His Twitter profile refers to him as “The Future Governor of Minnesota.” But, it is now known that this proclamation will not reflect the 2022 race for the state’s highest office.
Cory Hepola, the former KARE-11 news anchor and WCCO-AM in Minneapolis-St. Paul on-air host, has suspended his third-party campaign and is no longer a candidate.
Hepola stepped away from WCCO Radio, an Audacy station, on February 8 as he considered a run for governor of Minnesota. He hosted the 9am-Noon CT slot on the News/Talk station.
On Twitter, he said at the time, “WCCO Radio changed my life. And, I knew from the start it would, because I knew from the start what a responsibility it is to hold that mic … I leave the iconic station with a grateful heart.”
In the late 2010s, Hepola was highly regarded as a news anchor at TEGNA-owned NBC affiliate KARE-11. He exited in 2019 after four years to succeed the retiring John Hines at WCCO Radio.
As Radio Ink reported in early March, Hepola made it official by taking to Twitter to announce that he would run for Governor of Minnesota. He became a candidate for the Forward Party of Minnesota.
But, on Tuesday (5/31), that came to a halt. With a filing deadline approaching, Hepola commented that the Forward Party simply lacked the strength to break through the “polarization driven by the Democratic and Republican parties.”
Thus, Hepola chose not to file for governor of Minnesota. “However, I will continue to promote and build support for the bold, new ideas on which my campaign was built and to create the political vehicle that can transform proposals to policy,” he said.
Could this open the door to his WCCO return? That’s likely a question many inside and outside Audacy’s Twin Cities operations are now asking.
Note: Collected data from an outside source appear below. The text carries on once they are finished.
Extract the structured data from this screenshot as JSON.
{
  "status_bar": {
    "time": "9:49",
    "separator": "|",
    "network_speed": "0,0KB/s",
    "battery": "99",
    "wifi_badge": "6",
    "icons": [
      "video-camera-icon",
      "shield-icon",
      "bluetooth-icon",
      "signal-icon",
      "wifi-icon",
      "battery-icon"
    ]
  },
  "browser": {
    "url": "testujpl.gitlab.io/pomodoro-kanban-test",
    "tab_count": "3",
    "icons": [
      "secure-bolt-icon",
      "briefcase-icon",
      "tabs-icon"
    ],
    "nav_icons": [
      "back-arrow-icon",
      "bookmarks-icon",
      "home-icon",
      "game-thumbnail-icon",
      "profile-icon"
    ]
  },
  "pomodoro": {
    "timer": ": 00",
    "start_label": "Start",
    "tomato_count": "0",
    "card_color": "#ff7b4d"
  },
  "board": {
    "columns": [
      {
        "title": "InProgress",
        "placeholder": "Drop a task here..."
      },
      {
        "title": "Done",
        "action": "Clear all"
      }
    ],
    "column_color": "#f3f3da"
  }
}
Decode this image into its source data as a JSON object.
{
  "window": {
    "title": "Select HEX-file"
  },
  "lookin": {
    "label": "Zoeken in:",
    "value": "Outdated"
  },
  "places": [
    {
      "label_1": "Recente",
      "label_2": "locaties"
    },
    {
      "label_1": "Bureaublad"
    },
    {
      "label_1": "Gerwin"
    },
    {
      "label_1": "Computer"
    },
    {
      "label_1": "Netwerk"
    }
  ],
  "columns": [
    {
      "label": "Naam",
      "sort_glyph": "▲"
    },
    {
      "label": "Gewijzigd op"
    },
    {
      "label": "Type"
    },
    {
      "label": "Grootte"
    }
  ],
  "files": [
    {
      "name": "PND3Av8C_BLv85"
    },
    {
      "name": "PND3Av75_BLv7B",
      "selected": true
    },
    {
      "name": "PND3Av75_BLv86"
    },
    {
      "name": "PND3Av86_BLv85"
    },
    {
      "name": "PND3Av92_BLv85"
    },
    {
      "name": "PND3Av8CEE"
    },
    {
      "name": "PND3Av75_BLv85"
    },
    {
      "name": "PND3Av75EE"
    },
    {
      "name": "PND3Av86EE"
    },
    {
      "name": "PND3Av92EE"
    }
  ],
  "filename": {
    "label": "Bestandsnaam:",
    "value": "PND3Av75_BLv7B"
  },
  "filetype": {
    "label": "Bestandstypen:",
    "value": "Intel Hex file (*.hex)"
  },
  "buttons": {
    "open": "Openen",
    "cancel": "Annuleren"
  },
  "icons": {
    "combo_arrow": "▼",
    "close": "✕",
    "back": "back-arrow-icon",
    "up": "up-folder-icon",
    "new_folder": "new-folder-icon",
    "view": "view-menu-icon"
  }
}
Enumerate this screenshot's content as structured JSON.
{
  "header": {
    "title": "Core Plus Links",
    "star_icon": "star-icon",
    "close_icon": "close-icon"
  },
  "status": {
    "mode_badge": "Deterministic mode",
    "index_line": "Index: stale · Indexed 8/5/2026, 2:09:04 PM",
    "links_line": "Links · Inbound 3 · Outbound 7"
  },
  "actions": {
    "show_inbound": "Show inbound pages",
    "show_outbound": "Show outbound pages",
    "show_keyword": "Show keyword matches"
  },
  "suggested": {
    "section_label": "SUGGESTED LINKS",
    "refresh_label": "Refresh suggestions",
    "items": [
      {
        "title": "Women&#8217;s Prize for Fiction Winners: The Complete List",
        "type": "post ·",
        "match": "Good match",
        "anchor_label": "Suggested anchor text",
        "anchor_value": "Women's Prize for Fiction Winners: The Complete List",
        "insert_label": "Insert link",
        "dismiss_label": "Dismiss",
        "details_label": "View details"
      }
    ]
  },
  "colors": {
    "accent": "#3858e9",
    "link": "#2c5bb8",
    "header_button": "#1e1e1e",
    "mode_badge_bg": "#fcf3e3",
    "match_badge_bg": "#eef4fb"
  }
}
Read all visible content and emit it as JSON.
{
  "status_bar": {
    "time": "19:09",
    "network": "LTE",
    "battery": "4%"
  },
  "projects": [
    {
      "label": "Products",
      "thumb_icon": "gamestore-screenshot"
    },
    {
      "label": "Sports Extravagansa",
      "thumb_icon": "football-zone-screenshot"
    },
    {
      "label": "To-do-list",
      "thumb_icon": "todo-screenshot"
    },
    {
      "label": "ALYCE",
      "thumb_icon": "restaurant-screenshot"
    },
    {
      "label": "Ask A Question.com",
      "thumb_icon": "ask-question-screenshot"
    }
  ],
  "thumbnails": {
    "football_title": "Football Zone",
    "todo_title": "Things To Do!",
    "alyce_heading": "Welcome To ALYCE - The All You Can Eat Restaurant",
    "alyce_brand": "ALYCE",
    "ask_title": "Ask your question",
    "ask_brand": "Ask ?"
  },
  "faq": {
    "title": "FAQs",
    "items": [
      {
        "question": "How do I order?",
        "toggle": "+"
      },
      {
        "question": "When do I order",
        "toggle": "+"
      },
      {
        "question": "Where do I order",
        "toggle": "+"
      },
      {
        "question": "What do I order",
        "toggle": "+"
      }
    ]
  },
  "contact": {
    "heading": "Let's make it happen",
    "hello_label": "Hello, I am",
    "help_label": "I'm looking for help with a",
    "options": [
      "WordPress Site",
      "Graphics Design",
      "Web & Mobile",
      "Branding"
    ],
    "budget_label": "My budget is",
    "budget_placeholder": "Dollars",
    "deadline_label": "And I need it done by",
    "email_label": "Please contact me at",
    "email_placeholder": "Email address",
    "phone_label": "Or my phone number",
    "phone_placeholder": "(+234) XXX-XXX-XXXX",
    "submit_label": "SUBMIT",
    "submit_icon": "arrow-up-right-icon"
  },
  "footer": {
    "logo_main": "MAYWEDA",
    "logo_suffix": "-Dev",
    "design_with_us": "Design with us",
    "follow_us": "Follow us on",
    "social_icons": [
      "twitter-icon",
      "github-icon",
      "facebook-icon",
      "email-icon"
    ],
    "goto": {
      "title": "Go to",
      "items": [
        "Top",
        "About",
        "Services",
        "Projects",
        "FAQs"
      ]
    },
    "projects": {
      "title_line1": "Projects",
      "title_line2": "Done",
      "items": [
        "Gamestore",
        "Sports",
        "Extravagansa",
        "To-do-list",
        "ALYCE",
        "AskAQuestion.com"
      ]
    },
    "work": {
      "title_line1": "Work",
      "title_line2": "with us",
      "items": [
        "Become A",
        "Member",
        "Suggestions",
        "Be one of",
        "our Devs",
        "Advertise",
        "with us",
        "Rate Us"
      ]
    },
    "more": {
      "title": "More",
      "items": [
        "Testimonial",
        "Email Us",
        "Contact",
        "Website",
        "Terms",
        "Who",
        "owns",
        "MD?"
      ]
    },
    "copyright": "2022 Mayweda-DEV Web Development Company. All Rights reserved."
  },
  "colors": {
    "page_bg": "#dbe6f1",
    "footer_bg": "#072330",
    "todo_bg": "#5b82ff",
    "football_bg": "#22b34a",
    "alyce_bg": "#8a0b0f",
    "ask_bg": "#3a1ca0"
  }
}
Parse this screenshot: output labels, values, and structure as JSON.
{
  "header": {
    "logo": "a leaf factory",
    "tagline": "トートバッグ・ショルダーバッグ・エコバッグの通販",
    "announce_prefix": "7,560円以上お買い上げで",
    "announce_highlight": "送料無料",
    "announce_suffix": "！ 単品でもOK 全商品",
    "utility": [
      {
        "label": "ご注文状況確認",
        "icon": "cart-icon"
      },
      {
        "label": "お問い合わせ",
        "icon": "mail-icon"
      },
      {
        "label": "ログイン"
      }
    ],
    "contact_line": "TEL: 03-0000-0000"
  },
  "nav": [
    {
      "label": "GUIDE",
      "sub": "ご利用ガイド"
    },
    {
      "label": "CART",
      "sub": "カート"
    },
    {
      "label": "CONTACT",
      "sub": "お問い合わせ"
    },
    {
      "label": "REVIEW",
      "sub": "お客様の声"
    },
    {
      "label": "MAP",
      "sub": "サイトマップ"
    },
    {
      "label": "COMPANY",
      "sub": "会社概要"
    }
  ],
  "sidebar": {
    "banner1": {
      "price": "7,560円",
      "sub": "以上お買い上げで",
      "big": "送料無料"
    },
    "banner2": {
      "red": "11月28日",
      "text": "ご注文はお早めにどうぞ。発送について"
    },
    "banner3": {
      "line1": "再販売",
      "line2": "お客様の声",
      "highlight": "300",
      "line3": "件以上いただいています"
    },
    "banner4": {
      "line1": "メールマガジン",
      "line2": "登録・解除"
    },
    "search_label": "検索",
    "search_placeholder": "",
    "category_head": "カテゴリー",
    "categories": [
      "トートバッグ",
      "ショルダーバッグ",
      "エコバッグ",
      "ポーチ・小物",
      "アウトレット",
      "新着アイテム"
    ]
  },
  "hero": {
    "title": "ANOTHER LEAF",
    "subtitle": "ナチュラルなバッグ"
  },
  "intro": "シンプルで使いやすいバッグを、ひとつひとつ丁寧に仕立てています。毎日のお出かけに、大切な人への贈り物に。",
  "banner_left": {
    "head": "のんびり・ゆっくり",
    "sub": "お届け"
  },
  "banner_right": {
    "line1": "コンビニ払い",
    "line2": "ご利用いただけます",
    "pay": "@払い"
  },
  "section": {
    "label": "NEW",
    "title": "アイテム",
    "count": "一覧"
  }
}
From October 2012-October 2014, Hepola was a sports anchor for Comcast SportsNet in Houston. Prior to that, he was a sports anchor for KVUE-TV in Austin and, before that, at WROC-TV in Rochester, Minn. He began his career in 2002 as the sports anchor for KXJB-TV in Fargo, N.D., and later worked at KTVH-TV in Helena, Mont., and at WENY-TV in Corning-Elmira, N.Y.